Par ailleurs, depuis 2009, le salarié ne se rendait que très rarement au siège de l’entreprise, effectuant ses démarches commerciales chez les clients et communiquant avec son employeur à distance, sans qu’aucune explication ne semble lui avoir été demandée sur ce point. L’employeur a par conséquent accepté pendant plusieurs années ce mode d’organisation du travail, et le salarié a pu établir son domicile fort loin du siège de l’entreprise.
Dès lors la société a modifié un élément essentiel du contrat de travail en lui imposant d’être présent au siège de l’entreprise deux jours par semaine, les lundis et mardi. Cette modification du lieu d’exécution de la prestation de travail était de nature à bouleverser non seulement l’organisation professionnelle du salarié mais également ses conditions de vie personnelle puisqu’elle le contraignait à dormir à l’hôtel deux nuits par semaine et à voyager le dimanche. Cette modification du contrat de travail ne pouvait pas être unilatéralement décidée par l’employeur et le salarié était en droit de la refuser. Elle avait en outre manifestement participé à la détérioration de l’état psychique de ce dernier.

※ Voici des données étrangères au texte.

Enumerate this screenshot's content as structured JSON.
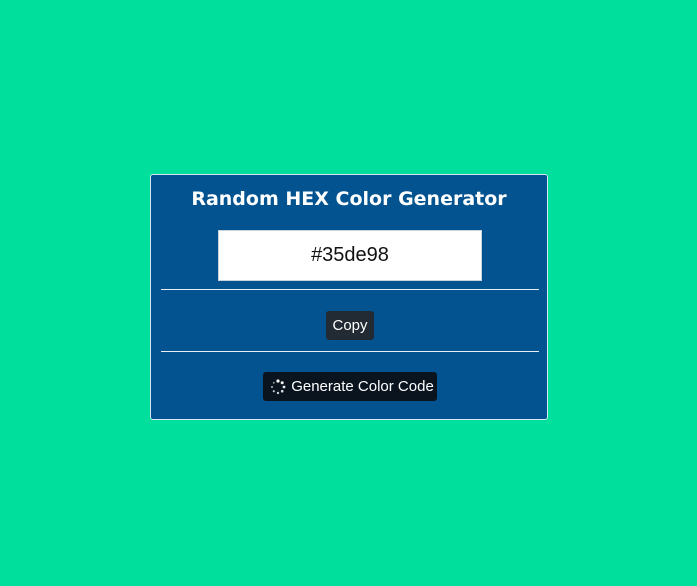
{
  "card": {
    "title": "Random HEX Color Generator",
    "hex_value": "#35de98",
    "copy_label": "Copy",
    "generate_label": "Generate Color Code"
  },
  "colors": {
    "page_background": "#00e09c",
    "card_background": "#02538f",
    "button_dark": "#222a33"
  },
  "icons": {
    "generate_icon": "spinner-icon"
  }
}
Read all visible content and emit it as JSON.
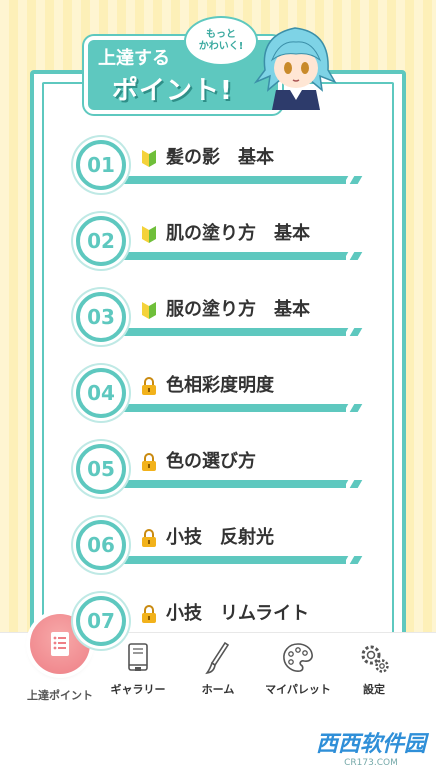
{
  "banner": {
    "line1": "上達する",
    "line2": "ポイント!",
    "bubble_line1": "もっと",
    "bubble_line2": "かわいく!"
  },
  "items": [
    {
      "num": "01",
      "label": "髪の影　基本",
      "icon": "beginner-leaf-icon"
    },
    {
      "num": "02",
      "label": "肌の塗り方　基本",
      "icon": "beginner-leaf-icon"
    },
    {
      "num": "03",
      "label": "服の塗り方　基本",
      "icon": "beginner-leaf-icon"
    },
    {
      "num": "04",
      "label": "色相彩度明度",
      "icon": "lock-icon"
    },
    {
      "num": "05",
      "label": "色の選び方",
      "icon": "lock-icon"
    },
    {
      "num": "06",
      "label": "小技　反射光",
      "icon": "lock-icon"
    },
    {
      "num": "07",
      "label": "小技　リムライト",
      "icon": "lock-icon"
    }
  ],
  "tabs": [
    {
      "label": "上達ポイント",
      "icon": "notes-icon",
      "active": true
    },
    {
      "label": "ギャラリー",
      "icon": "book-icon",
      "active": false
    },
    {
      "label": "ホーム",
      "icon": "brush-icon",
      "active": false
    },
    {
      "label": "マイパレット",
      "icon": "palette-icon",
      "active": false
    },
    {
      "label": "設定",
      "icon": "gear-icon",
      "active": false
    }
  ],
  "watermark": {
    "text": "西西软件园",
    "sub": "CR173.COM"
  },
  "colors": {
    "accent": "#5ec8bf",
    "background": "#fdf0b8",
    "active_tab": "#ee7f86",
    "lock": "#f2b21b",
    "leaf_green": "#6fbf3a",
    "leaf_yellow": "#f4d23a"
  }
}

Dans ces conditions, la poursuite du contrat de travail s’est avérée impossible dans les conditions nouvellement imposées par l’employeur, sur lesquelles celui-ci n’est nullement revenu avant la rupture du contrat de travail, et malgré les protestations du salarié. Ce manquement justifie à lui seul, pour la cour d’appel, la résiliation judiciaire du contrat de travail qui produit les effets d’un licenciement sans cause réelle et sérieuse à la date du licenciement pour inaptitude.
Quelques précisions
Cette solution va dans le sens d’une jurisprudence de la Cour de cassation : lorsque les parties sont convenues d’une exécution de tout ou partie du travail par le salarié à son domicile, l’employeur ne peut pas modifier cette organisation contractuelle du travail sans l’accord du salarié, même en présence d’une clause de mobilité. On relèvera toutefois que la solution pourrait être différente en cas de mise en place du télétravail par accord collectif ou charte. Cet accord ou cette charte doit prévoir les conditions de retour à une exécution du contrat de travail sans télétravail. Le texte pourrait ainsi prévoir les conditions permettant à l’employeur de mettre fin au télétravail. De même, en l’absence d’accord ou de charte, l’employeur et le salarié pourraient prévoir, à l’occasion de la formalisation de leur accord de mettre en place le télétravail, les conditions de retour à une exécution du contrat sans télétravail.